Harry claims she took the Broadway bust more or less in stride. "What would anybody do?" shrugs the songstress. "It's the same thing as applying for a job: You apply for it, and either you get it or you don't. Not many people slash their wrists because they don't get a job."

Harry's fared better in filmdom, especially with her early roles in Union City and Videodrome. During Blondie's dying days, she was offered the part of the victimized chanteuse in BlueVelvet--imagine her cooing "I looked for you in my closet tonight"--but Stein's illness and director David Lynch's lack of cash kept her from the role, which finally went to Isabella Rossellini. Her juiciest performance to date was in John Waters' Hairspray, as the scheming early Sixties housewife, Velma Von Tussle, who gets her comeuppance when a bomb planted in her four-tiered bouffant explodes during the flick's wacky finale.

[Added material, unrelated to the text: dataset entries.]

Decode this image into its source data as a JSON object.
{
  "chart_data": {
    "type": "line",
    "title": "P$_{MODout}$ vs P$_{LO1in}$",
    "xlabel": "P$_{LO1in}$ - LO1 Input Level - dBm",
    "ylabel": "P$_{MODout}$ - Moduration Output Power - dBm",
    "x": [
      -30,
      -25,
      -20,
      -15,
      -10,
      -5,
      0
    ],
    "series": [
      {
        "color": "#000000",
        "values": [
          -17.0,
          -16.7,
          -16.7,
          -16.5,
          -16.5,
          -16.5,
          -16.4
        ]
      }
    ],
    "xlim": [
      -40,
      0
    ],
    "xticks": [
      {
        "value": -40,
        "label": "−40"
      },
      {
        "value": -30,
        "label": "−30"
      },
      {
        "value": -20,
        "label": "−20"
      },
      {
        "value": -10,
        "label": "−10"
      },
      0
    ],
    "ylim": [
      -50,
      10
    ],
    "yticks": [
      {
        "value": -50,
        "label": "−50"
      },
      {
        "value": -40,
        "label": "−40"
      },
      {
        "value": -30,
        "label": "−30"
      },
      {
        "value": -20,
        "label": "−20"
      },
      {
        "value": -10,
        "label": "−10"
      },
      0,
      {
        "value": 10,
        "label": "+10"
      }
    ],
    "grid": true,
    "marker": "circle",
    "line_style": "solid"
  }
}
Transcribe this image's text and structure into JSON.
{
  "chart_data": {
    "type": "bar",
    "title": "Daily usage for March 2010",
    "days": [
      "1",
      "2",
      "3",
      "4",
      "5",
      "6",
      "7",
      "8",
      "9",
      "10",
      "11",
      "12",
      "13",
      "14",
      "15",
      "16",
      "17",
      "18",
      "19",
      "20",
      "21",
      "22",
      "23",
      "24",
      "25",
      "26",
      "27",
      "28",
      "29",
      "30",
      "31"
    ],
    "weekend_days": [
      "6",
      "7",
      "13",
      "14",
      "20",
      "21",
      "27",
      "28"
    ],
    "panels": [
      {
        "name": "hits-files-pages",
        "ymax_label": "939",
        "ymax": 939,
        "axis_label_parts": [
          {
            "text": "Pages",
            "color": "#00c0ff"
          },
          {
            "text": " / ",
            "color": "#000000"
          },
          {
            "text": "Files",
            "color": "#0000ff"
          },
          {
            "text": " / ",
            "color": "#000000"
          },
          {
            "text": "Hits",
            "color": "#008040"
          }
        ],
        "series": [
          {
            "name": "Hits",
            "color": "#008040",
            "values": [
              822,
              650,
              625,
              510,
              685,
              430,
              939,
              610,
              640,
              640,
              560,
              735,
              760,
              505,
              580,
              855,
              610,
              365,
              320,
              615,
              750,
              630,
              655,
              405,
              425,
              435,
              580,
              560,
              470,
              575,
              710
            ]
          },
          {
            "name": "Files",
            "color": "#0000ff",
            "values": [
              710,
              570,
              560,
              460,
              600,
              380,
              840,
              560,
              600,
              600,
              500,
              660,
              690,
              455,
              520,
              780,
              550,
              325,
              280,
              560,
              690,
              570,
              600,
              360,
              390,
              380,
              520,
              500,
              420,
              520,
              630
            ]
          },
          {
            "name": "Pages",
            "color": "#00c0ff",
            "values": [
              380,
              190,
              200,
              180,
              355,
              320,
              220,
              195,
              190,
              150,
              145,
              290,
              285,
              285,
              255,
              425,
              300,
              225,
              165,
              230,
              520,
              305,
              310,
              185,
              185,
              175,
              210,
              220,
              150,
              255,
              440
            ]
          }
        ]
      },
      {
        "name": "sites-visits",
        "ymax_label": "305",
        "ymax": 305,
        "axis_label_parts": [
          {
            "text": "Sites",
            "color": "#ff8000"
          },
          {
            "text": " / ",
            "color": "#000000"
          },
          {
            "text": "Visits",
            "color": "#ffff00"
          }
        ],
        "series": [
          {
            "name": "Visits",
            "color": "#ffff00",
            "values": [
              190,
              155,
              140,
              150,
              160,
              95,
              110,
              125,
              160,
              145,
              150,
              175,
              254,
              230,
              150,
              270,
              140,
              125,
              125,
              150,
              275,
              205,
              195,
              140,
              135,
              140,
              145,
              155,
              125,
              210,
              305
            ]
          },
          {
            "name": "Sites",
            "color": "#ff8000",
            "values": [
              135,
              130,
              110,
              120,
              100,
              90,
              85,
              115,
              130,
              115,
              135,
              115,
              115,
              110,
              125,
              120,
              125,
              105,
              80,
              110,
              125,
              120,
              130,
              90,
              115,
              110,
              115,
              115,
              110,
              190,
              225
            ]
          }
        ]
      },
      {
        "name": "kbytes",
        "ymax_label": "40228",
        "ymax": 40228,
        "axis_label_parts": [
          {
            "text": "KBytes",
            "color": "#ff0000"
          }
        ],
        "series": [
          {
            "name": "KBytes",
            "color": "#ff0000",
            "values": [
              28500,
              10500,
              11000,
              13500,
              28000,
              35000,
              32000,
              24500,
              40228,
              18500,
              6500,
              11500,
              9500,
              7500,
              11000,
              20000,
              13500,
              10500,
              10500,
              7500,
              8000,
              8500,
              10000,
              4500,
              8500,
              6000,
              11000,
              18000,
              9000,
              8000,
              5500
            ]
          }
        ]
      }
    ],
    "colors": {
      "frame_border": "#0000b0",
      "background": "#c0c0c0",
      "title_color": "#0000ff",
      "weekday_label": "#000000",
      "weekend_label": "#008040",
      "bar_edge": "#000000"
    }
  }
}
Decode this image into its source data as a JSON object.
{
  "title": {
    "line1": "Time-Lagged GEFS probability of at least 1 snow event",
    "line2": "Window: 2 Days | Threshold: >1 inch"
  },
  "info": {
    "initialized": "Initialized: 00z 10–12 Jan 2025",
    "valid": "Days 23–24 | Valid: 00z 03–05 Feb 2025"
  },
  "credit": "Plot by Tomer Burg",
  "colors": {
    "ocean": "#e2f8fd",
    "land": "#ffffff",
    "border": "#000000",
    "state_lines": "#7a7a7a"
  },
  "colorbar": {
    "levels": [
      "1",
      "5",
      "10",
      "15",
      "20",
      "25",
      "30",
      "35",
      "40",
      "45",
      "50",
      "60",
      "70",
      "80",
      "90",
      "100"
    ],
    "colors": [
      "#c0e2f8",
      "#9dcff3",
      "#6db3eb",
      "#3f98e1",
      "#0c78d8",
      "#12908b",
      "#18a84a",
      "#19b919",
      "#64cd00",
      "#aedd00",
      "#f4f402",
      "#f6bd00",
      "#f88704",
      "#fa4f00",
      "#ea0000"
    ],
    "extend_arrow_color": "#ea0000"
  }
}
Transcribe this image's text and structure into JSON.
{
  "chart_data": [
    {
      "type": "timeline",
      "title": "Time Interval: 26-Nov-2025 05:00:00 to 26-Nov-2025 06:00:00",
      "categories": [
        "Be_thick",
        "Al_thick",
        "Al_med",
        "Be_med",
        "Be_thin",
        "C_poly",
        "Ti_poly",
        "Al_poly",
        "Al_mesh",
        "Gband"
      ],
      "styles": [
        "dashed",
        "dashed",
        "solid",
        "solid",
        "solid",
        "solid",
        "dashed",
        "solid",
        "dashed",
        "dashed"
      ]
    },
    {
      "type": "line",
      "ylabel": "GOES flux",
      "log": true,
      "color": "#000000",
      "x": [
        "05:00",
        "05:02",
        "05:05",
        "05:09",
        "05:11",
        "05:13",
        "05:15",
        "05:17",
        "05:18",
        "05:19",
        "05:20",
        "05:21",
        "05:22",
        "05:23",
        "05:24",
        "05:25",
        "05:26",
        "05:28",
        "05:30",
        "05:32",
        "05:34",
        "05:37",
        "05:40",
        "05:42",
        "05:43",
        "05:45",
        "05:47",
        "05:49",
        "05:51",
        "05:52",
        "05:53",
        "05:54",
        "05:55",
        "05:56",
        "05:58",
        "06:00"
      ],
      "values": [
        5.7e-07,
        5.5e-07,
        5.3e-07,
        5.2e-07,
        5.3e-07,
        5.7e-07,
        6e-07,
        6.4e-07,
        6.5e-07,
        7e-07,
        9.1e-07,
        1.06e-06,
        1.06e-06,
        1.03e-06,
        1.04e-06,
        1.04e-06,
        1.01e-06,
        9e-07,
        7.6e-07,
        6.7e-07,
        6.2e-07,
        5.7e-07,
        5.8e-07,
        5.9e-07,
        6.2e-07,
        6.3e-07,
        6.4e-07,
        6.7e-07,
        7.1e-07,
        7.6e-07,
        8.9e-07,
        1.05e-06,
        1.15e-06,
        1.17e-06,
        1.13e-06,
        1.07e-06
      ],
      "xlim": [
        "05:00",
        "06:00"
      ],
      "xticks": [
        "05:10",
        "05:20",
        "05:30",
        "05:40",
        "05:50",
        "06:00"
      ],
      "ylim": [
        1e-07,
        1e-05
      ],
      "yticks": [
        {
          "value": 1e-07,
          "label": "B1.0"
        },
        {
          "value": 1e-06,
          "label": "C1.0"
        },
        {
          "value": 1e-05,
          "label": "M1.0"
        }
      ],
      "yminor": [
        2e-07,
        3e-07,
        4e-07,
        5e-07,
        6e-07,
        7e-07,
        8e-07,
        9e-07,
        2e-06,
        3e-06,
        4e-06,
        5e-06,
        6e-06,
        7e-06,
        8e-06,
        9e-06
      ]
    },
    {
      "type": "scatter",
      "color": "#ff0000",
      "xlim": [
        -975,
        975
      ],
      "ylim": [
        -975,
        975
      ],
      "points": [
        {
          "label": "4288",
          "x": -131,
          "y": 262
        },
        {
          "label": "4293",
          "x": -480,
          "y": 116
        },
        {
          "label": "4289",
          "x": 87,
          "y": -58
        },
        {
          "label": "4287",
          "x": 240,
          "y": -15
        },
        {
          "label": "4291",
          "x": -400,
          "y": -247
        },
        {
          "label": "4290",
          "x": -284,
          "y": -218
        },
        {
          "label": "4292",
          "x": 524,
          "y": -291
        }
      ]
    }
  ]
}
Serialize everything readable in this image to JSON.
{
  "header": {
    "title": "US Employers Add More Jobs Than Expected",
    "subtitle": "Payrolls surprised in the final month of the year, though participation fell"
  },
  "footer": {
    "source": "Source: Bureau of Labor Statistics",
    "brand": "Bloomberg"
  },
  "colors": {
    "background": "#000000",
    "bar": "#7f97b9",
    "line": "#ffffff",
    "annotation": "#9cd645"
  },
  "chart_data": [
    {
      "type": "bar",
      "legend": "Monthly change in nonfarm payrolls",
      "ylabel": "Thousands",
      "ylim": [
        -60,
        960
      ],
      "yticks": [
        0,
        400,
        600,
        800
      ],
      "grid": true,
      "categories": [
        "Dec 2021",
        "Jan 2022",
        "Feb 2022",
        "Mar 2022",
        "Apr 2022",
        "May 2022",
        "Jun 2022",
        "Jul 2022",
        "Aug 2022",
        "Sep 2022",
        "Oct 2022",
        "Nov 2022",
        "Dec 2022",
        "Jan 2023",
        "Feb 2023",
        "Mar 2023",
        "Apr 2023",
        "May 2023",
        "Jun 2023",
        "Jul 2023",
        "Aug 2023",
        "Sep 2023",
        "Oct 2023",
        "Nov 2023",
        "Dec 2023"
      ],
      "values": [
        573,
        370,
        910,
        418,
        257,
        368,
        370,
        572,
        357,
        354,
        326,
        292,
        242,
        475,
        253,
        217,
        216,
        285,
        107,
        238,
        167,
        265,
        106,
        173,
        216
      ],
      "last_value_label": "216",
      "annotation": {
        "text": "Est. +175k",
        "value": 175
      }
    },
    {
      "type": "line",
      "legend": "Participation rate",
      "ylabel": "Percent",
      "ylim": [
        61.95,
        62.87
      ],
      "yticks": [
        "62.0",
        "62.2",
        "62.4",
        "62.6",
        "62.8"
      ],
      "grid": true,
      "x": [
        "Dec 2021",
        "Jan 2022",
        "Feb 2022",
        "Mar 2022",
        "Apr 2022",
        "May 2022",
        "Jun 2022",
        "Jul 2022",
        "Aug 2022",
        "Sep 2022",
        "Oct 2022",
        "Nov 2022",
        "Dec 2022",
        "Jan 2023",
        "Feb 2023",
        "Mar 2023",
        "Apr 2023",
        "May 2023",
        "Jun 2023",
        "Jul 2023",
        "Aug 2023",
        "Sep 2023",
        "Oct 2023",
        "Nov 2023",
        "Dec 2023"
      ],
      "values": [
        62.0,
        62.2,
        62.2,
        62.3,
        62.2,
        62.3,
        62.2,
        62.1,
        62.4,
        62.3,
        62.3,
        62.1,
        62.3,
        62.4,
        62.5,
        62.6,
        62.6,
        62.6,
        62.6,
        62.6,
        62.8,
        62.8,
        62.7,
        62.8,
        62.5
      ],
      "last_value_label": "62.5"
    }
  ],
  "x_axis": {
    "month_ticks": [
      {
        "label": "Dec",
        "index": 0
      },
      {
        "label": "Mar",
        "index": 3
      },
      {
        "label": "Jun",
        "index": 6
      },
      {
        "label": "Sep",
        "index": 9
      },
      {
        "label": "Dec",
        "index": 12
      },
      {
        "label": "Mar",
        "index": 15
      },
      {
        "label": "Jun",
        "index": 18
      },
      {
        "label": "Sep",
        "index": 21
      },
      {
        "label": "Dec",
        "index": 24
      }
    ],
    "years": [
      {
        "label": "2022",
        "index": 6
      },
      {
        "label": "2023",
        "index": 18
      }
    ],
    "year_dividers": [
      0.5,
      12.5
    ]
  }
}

The bottle blonde has also been all over the tube during the past decade, beginning with her 1980 guest spot on The Muppet Show, where she sang "Call Me" to Kermit the Frog. Since then she's appeared on everything from Tales From the Dark Side to RollerGames. Harry says doing RollerGames, which is hosted by Phoenix's own newsanchor-turned-Playmate Shelly Jamison, was fun, but she still longs for the derby's good ol' days when the skaters looked like truck drivers instead of the Day-Glo characters from a Jem cartoon come to life.

The singer got a respite from trash TV recently with a fairly well-written dramatic role on the mob melodrama, Wiseguy. Mick Fleetwood and Glenn Frey also have guested on the program, but Harry showed up their feeble stabs at method acting with her performance as a washed-up pop star who's reduced to singing easy-listening tunes in a New Jersey lounge. Considering her tepid rock career of late, did the singer fret that this might appear to be a case of prime-time TV imitating life?

"My agent and I talked about this, as a matter of fact," admits Harry. "But this was just a part. Whether or not people consider me washed-up is quite another story. I certainly don't think this character was modeled after me. It was just fiction--good fiction."

Deborah Harry will perform at After the Gold Rush on Monday, October 30, with Undertow. Show time is 8 p.m.

While Harry struggles along doing her solo thang, several British bands have co-opted Blondie's signature style and taken it to the top of the charts.